Spark optimizations

Filters

The Neo4j Connector for Apache Spark implements the SupportPushdownFilters interface, that allows you to push the Spark filters down to the Neo4j layer. In this way the data that Spark receives have been already filtered by Neo4j, decreasing the amount of data transferred from Neo4j to Spark.

You can manually disable the PushdownFilters support using the pushdown.filters.enabled option and set it to false (default is true).

If you use the filter function more than once, like in this example:

import org.apache.spark.sql.{SaveMode, SparkSession}

val spark = SparkSession.builder().getOrCreate()

val df = (spark.read.format("org.neo4j.spark.DataSource")
  .option("url", "neo4j://localhost:7687")
  .option("authentication.basic.username", "neo4j")
  .option("authentication.basic.password", "letmein!")
  .option("labels", ":Person")
  .load())

df.where("name = 'John Doe'").where("age = 32").show()
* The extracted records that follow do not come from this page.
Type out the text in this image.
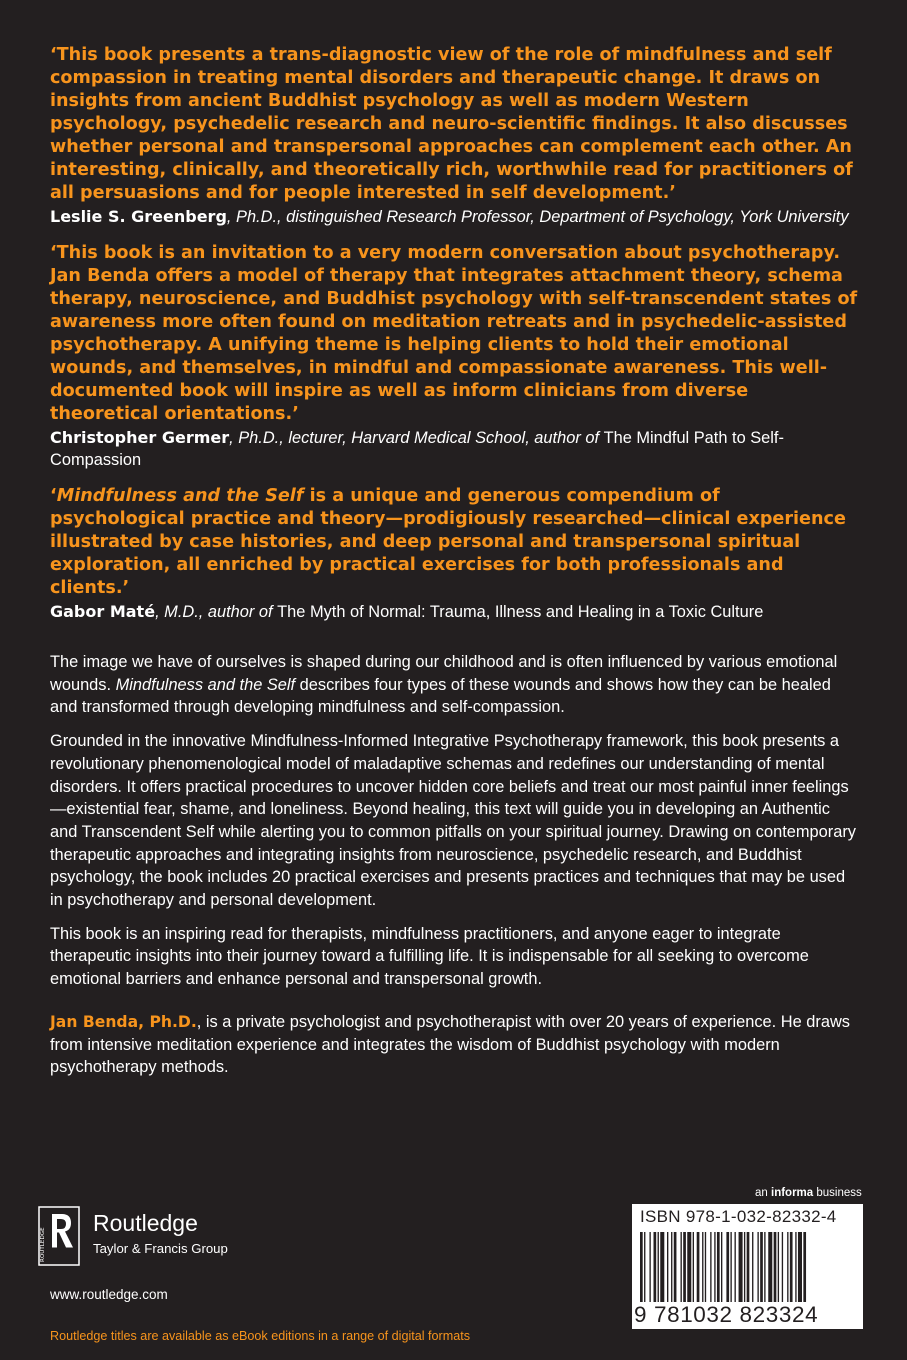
‘This book presents a trans-diagnostic view of the role of mindfulness and self compassion in treating mental disorders and therapeutic change. It draws on insights from ancient Buddhist psychology as well as modern Western psychology, psychedelic research and neuro-scientific findings. It also discusses whether personal and transpersonal approaches can complement each other. An interesting, clinically, and theoretically rich, worthwhile read for practitioners of all persuasions and for people interested in self development.’

Leslie S. Greenberg, Ph.D., distinguished Research Professor, Department of Psychology, York University

‘This book is an invitation to a very modern conversation about psychotherapy. Jan Benda offers a model of therapy that integrates attachment theory, schema therapy, neuroscience, and Buddhist psychology with self-transcendent states of awareness more often found on meditation retreats and in psychedelic-assisted psychotherapy. A unifying theme is helping clients to hold their emotional wounds, and themselves, in mindful and compassionate awareness. This well-documented book will inspire as well as inform clinicians from diverse theoretical orientations.’

Christopher Germer, Ph.D., lecturer, Harvard Medical School, author of The Mindful Path to Self-Compassion

‘Mindfulness and the Self is a unique and generous compendium of psychological practice and theory—prodigiously researched—clinical experience illustrated by case histories, and deep personal and transpersonal spiritual exploration, all enriched by practical exercises for both professionals and clients.’

Gabor Maté, M.D., author of The Myth of Normal: Trauma, Illness and Healing in a Toxic Culture

The image we have of ourselves is shaped during our childhood and is often influenced by various emotional wounds. Mindfulness and the Self describes four types of these wounds and shows how they can be healed and transformed through developing mindfulness and self-compassion.

Grounded in the innovative Mindfulness-Informed Integrative Psychotherapy framework, this book presents a revolutionary phenomenological model of maladaptive schemas and redefines our understanding of mental disorders. It offers practical procedures to uncover hidden core beliefs and treat our most painful inner feelings—existential fear, shame, and loneliness. Beyond healing, this text will guide you in developing an Authentic and Transcendent Self while alerting you to common pitfalls on your spiritual journey. Drawing on contemporary therapeutic approaches and integrating insights from neuroscience, psychedelic research, and Buddhist psychology, the book includes 20 practical exercises and presents practices and techniques that may be used in psychotherapy and personal development.

This book is an inspiring read for therapists, mindfulness practitioners, and anyone eager to integrate therapeutic insights into their journey toward a fulfilling life. It is indispensable for all seeking to overcome emotional barriers and enhance personal and transpersonal growth.

Jan Benda, Ph.D., is a private psychologist and psychotherapist with over 20 years of experience. He draws from intensive meditation experience and integrates the wisdom of Buddhist psychology with modern psychotherapy methods.

ROUTLEDGE
Routledge
Taylor & Francis Group
www.routledge.com
Routledge titles are available as eBook editions in a range of digital formats
an informa business
ISBN 978-1-032-82332-4
9 781032 823324
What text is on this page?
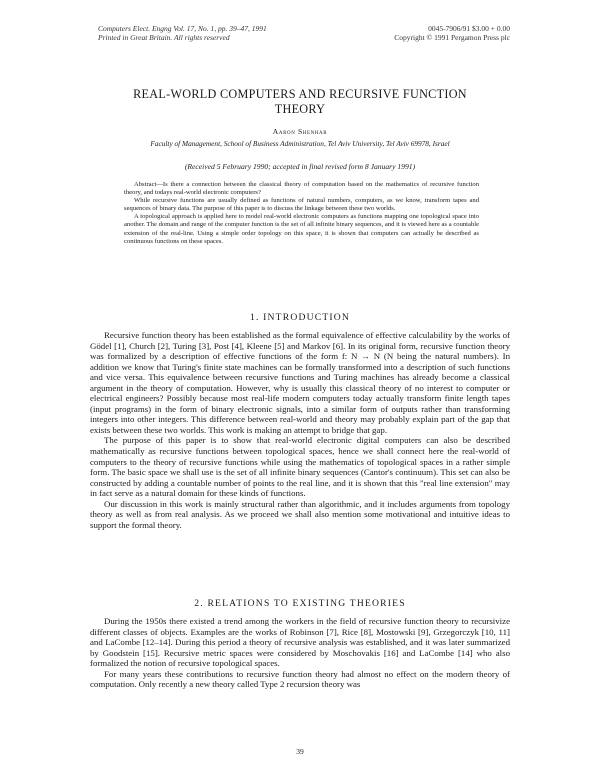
Computers Elect. Engng Vol. 17, No. 1, pp. 39–47, 1991
Printed in Great Britain. All rights reserved
0045-7906/91 $3.00 + 0.00
Copyright © 1991 Pergamon Press plc
REAL-WORLD COMPUTERS AND RECURSIVE FUNCTION
THEORY
Aaron Shenhar
Faculty of Management, School of Business Administration, Tel Aviv University, Tel Aviv 69978, Israel
(Received 5 February 1990; accepted in final revised form 8 January 1991)

Abstract—Is there a connection between the classical theory of computation based on the mathematics of recursive function theory, and todays real-world electronic computers?

While recursive functions are usually defined as functions of natural numbers, computers, as we know, transform tapes and sequences of binary data. The purpose of this paper is to discuss the linkage between these two worlds.

A topological approach is applied here to model real-world electronic computers as functions mapping one topological space into another. The domain and range of the computer function is the set of all infinite binary sequences, and it is viewed here as a countable extension of the real-line. Using a simple order topology on this space, it is shown that computers can actually be described as continuous functions on these spaces.

1. INTRODUCTION

Recursive function theory has been established as the formal equivalence of effective calculability by the works of Gödel [1], Church [2], Turing [3], Post [4], Kleene [5] and Markov [6]. In its original form, recursive function theory was formalized by a description of effective functions of the form f: N → N (N being the natural numbers). In addition we know that Turing's finite state machines can be formally transformed into a description of such functions and vice versa. This equivalence between recursive functions and Turing machines has already become a classical argument in the theory of computation. However, why is usually this classical theory of no interest to computer or electrical engineers? Possibly because most real-life modern computers today actually transform finite length tapes (input programs) in the form of binary electronic signals, into a similar form of outputs rather than transforming integers into other integers. This difference between real-world and theory may probably explain part of the gap that exists between these two worlds. This work is making an attempt to bridge that gap.

The purpose of this paper is to show that real-world electronic digital computers can also be described mathematically as recursive functions between topological spaces, hence we shall connect here the real-world of computers to the theory of recursive functions while using the mathematics of topological spaces in a rather simple form. The basic space we shall use is the set of all infinite binary sequences (Cantor's continuum). This set can also be constructed by adding a countable number of points to the real line, and it is shown that this "real line extension" may in fact serve as a natural domain for these kinds of functions.

Our discussion in this work is mainly structural rather than algorithmic, and it includes arguments from topology theory as well as from real analysis. As we proceed we shall also mention some motivational and intuitive ideas to support the formal theory.

2. RELATIONS TO EXISTING THEORIES

During the 1950s there existed a trend among the workers in the field of recursive function theory to recursivize different classes of objects. Examples are the works of Robinson [7], Rice [8], Mostowski [9], Grzegorczyk [10, 11] and LaCombe [12–14]. During this period a theory of recursive analysis was established, and it was later summarized by Goodstein [15]. Recursive metric spaces were considered by Moschovakis [16] and LaCombe [14] who also formalized the notion of recursive topological spaces.

For many years these contributions to recursive function theory had almost no effect on the modern theory of computation. Only recently a new theory called Type 2 recursion theory was

39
The conditions are automatically joined with an AND operator.

When using relationship.node.map = true or query the PushdownFilters support is automatically disabled. In that case, the filters are applied by Spark and not by Neo4j.

Aggregation

The Neo4j Connector for Apache Spark implements the SupportsPushDownAggregates interface, that allows you to push Spark aggregations down to the Neo4j layer. In this way the data that Spark receives have been already aggregate by Neo4j, decreasing the amount of data transferred from Neo4j to Spark.
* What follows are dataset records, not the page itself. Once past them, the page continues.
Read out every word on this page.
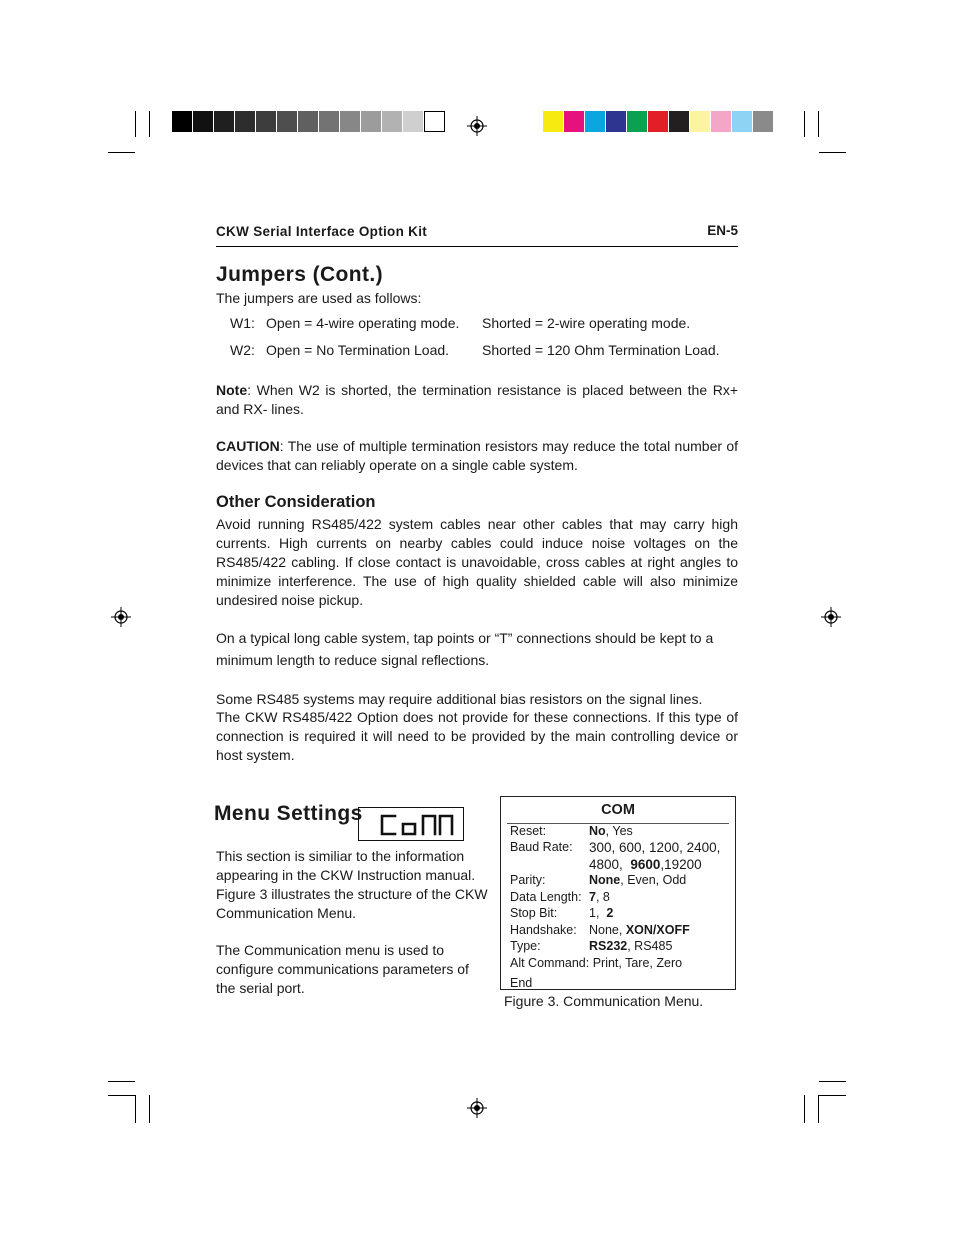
CKW Serial Interface Option Kit	EN-5
Jumpers (Cont.)
The jumpers are used as follows:
W1: Open = 4-wire operating mode. Shorted = 2-wire operating mode.
W2: Open = No Termination Load. Shorted = 120 Ohm Termination Load.
Note: When W2 is shorted, the termination resistance is placed between the Rx+ and RX- lines.
CAUTION: The use of multiple termination resistors may reduce the total number of devices that can reliably operate on a single cable system.
Other Consideration
Avoid running RS485/422 system cables near other cables that may carry high currents. High currents on nearby cables could induce noise voltages on the RS485/422 cabling. If close contact is unavoidable, cross cables at right angles to minimize interference. The use of high quality shielded cable will also minimize undesired noise pickup.
On a typical long cable system, tap points or “T” connections should be kept to a
minimum length to reduce signal reflections.
Some RS485 systems may require additional bias resistors on the signal lines.
The CKW RS485/422 Option does not provide for these connections. If this type of connection is required it will need to be provided by the main controlling device or host system.
Menu Settings
COM
This section is similiar to the information appearing in the CKW Instruction manual. Figure 3 illustrates the structure of the CKW Communication Menu.
The Communication menu is used to configure communications parameters of the serial port.
COM
Reset:	No, Yes
Baud Rate: 300, 600, 1200, 2400,
4800, 9600,19200
Parity:	None, Even, Odd
Data Length: 7, 8
Stop Bit:	1, 2
Handshake: None, XON/XOFF
Type:	RS232, RS485
Alt Command: Print, Tare, Zero
End
Figure 3. Communication Menu.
You can manually disable the PushdownAggregate support using the pushdown.aggregate.enabled option and set it to false (default is true).

// Given a DB populated with the following query
"""
  CREATE (pe:Person {id: 1, fullName: 'Jane Doe'})
  WITH pe
  UNWIND range(1, 10) as id
  CREATE (pr:Product {id: id * rand(), name: 'Product ' + id, price: id})
  CREATE (pe)-[:BOUGHT{when: rand(), quantity: rand() * 1000}]->(pr)
  RETURN *
"""
import org.apache.spark.sql.{SaveMode, SparkSession}
val spark = SparkSession.builder().getOrCreate()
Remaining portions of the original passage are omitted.